In 1945, American cardiothoracic surgeon Clarence Dennis built a modified Gibbon pump that permitted a complete bypass of the heart and lungs during surgery, but the machine was hard to clean, caused infections, and never reached human testing.

Then came Swedish physician Viking Olov Bjork, who invented an improved oxygenator with multiple rotating screen discs over which a film of blood was injected. Oxygen was passed over the discs, providing sufficient oxygenation for an adult human.

Then. after Gibbon returned from military service and restarted his research, he met Thomas J. Watson, CEO of International Business Machines (IBM), which was establishing itself as a premier computer research, development, and manufacturing firm. Watson, who was trained as an engineer, expressed interest in Gibbon's heart-lung-machine project, and Gibbon explained his ideas in detail.

Shortly thereafter, a team of IBM engineers arrived at Jefferson Medical College to work with Gibbon. By 1949, they had a working machine—the Model I—that Gibbon could try on humans. The first patient, a 15-month-old girl with severe heart failure, didn't survive the procedure. An autopsy later revealed that she had an unknown congenital heart defect.

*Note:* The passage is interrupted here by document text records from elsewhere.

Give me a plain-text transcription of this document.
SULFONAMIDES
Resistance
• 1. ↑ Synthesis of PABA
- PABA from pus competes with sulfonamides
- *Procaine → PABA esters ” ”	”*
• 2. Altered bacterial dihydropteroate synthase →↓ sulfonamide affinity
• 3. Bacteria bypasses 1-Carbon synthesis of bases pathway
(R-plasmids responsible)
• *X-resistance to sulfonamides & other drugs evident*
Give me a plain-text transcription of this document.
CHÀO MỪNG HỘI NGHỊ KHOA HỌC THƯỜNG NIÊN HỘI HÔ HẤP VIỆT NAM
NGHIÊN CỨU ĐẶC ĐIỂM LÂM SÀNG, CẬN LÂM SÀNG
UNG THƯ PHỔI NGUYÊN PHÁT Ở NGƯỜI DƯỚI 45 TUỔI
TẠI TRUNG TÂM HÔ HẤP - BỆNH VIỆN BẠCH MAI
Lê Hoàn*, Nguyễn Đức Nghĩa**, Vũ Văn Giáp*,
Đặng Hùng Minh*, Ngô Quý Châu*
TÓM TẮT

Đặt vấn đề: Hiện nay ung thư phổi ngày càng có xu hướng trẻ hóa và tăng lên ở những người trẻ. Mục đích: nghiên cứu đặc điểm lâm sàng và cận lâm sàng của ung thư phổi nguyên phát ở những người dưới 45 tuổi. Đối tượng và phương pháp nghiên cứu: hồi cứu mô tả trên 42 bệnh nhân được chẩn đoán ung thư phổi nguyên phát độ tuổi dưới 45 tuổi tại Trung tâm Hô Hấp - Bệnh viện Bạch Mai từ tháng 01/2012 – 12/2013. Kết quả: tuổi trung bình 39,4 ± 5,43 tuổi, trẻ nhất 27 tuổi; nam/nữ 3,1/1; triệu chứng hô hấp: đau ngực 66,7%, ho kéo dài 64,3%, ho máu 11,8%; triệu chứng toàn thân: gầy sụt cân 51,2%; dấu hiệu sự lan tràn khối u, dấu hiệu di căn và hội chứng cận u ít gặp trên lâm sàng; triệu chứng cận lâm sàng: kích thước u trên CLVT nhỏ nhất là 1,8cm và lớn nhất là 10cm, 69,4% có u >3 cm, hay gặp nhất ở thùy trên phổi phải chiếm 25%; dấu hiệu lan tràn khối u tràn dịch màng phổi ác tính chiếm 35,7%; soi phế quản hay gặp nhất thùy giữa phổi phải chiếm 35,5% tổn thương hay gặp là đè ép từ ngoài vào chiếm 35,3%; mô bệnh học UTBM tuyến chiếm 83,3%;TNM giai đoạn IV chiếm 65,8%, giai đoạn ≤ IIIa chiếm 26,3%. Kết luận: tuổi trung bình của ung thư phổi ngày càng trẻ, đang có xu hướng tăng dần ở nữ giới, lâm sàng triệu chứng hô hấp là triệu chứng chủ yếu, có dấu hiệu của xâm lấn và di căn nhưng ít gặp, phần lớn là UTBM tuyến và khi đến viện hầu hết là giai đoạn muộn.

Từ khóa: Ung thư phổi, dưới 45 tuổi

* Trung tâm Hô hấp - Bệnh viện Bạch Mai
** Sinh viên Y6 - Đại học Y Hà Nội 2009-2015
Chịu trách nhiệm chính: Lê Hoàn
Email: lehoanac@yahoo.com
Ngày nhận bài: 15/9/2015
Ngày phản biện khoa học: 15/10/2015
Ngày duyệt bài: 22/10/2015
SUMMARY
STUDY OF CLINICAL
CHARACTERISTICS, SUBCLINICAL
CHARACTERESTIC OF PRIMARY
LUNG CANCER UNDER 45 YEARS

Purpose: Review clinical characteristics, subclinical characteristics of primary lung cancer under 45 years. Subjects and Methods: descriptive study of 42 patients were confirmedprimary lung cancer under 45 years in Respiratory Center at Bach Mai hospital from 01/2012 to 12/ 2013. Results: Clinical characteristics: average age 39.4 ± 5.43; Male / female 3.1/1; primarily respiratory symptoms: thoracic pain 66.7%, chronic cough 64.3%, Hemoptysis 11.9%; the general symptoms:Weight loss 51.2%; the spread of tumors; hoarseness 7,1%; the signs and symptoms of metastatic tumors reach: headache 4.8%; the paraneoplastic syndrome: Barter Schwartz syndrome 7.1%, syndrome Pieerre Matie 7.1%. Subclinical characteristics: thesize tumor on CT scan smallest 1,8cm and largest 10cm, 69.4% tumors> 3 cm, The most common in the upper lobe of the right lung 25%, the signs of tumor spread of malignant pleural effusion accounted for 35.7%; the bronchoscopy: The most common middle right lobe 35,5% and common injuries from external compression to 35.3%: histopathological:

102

By the time Gibbon identified a second likely patient, the IBM team had developed the Model II. It used a refined method of cascading blood down a thin sheet of film to oxygenate it rather than the whirling technique, which could potentially damage blood corpuscles. Using the new method, 12 dogs were kept alive for more than an hour during heart operations, paving the way for the next step.

Success in Humans

It was time for another try, this time on humans. On May 6, 1953, Cecelia Bavolek became the first person to successfully undergo open-heart bypass surgery with the Model II totally supporting her heart and lung functions during the procedure. The operation closed a serious defect between the upper chambers of the 18-year-old's heart. Bavolek was connected to the device for three-quarters of an hour and for 26 crucial minutes, the patient totally depended upon the machine’s artificial cardiac and respiratory functions. It was the first successful intercardiac surgery of its kind performed on a human patient.

By 1956 IBM, well on its way to dominating the fledgling computer industry, was eliminating many of its non-core programs. The engineering team was withdrawn from Philadelphia—but not before producing the Model III—and the huge field of biomedical devices was left to other companies, such as Medtronic and Hewlett-Packard.

That same year, Gibbon became the Samuel D. Gross professor of surgery and head of the surgery department at Jefferson Medical College and Hospital, positions he would hold until 1967.

John Gibbon's Death

Gibbon, perhaps ironically, suffered from heart trouble in his later years. He had his first heart attack in July 1972 and died of another massive heart attack while playing tennis on Feb. 5, 1973.

Legacy

Gibbon's heart-lung machine undoubtedly saved countless lives. He is also remembered for writing a standard textbook on chest surgery and for teaching and mentoring countless physicians. Upon his death, the Jefferson Medical College renamed its newest building after him.

Over his career, he was a visiting or consulting surgeon at several hospitals and medical schools. His awards included the Distinguished Service Award from the International College of Surgery (1959), an honorary fellowship from the Royal College of Surgeons in England (1959), the Gairdner Foundation International Award from the University of Toronto (1960), honorary Sc.D. degrees from Princeton University (1961) and the University of Pennsylvania (1965), and the Research Achievement Award from the American Heart Association (1965).